Today: Friday, 27 December 2024 year

Ben Carson is receiving foreign policy lessons

Republican candidate Ben Carson is having problems understanding foreign policy issues, says Miami Herald, quoting sources from his inner circle. But it looks like the former surgeon is looking to improve his knowledge about the subject and is receiving weekly briefings.

Armstrong Williams, Carson’s longtime business manager, stated on Tuesday that Carson is struggling to comprehend the complexities of foreign policy. “I’d say he’s 75 percent of the way there. The world is a complex place, and he wants to get it right.”, said Williams, according to the same source. Former CIA official, Duane R. Clarridge, told New York Times on Tuesday that Carson’s problems understanding foreign policy issues are bigger than expcted, despite intense weekly briefing.

Carson is still not completely ready to deal with foreign policy issues

“Nobody has been able to sit down with him and have him get one iota of intelligent information about the Middle East”. Hearing about this allegations, Carson’s staff enabled a statement calling Clarridge “an elderly gentleman” who isn’t part of Carson’s inner circle. “He is coming to the end of a long career of serving our country. Mr. Clarridge’s input to Dr. Carson is appreciated, but he is clearly not one of Dr. Carson’s top advisers,” said Carson spokesman Doug Watts, according to Miami Herald.

Maybe Clarridge isn’t Carson’s “friend”, but Williams is well-known as one of the Republican candidate’s closest confident and even he admits that Carson’s advisers are losing hope when it comes to former surgeon’s capacity of digesting foreign policy issues. “I know they’re frustrated. They know that Dr. Carson is bright. He understands. … There’s just so much there.”, said Williams in an interview for The Associated Press.

Ben Carson isn’t afraid to admit things, as we’ve seen fron his backstories, and this problem isn’t the exception. Carson said on Tuesday during a satellite interview with WHO-TV in Des Moines that he is treating his foreign policy education like medical education. “It’s an ongoing process. In medicine we have something called CME — continuing medical education — that recognizes that you never become a know it all, you always are continuing to learn.”

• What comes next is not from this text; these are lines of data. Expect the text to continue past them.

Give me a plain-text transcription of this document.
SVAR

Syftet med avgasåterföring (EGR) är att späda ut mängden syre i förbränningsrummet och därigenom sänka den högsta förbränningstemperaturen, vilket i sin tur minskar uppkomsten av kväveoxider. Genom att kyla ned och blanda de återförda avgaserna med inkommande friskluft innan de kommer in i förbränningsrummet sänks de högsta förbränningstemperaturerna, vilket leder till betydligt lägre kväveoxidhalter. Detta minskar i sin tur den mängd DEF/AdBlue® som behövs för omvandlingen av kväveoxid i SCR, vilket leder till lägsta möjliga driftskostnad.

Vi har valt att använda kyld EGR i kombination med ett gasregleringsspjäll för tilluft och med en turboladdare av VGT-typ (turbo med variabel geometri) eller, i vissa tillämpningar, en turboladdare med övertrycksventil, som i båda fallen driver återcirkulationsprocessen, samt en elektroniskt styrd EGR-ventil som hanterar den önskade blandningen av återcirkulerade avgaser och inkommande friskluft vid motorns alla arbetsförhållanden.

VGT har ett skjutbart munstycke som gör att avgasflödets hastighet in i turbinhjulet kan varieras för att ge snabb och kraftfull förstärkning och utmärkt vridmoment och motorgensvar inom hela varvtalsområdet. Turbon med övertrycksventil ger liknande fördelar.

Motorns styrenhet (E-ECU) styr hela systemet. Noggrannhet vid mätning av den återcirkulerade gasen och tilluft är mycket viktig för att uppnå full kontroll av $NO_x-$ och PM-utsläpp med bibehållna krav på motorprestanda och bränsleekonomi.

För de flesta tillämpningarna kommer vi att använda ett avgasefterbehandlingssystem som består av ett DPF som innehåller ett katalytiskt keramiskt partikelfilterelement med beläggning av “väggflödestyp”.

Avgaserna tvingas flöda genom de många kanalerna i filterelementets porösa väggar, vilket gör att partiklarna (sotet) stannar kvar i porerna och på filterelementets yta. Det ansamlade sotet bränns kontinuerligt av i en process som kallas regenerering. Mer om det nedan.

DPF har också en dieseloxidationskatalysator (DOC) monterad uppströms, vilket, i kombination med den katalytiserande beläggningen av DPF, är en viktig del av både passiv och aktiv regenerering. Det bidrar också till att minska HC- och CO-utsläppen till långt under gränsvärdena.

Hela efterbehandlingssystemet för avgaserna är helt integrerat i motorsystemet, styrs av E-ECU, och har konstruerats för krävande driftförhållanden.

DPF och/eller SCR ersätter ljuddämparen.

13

His mistakes won’t go away unnoticed 

But newspapers will still write about Carson’s foreign policy understanding problems if he continues to make mistakes like he did on Sunday, during his appearance on Fox News. Carson then suggested that China is militarily engaged in the Syrian civil war and offered sometimes sinous answers to host Chris Wallace. The Republican candidate hesitated when Wallace asked him about possible U.S allies against a fight with Islamic State militants.

But Williams came to his help during the AP interview, saying that is scandalous to claim that Carson doesn’t know existing of potential U.S allies and that the former surgeon is not less capable than his rivals when it comes to foreign policy issues. “Of course he knows the answer to that question. Sometimes it’s a matter of style, not substance. I don’t know anybody on that stage who has extensive experience in foreign affairs. They depend on researchers. They depend on staff. They all depend on talking points.”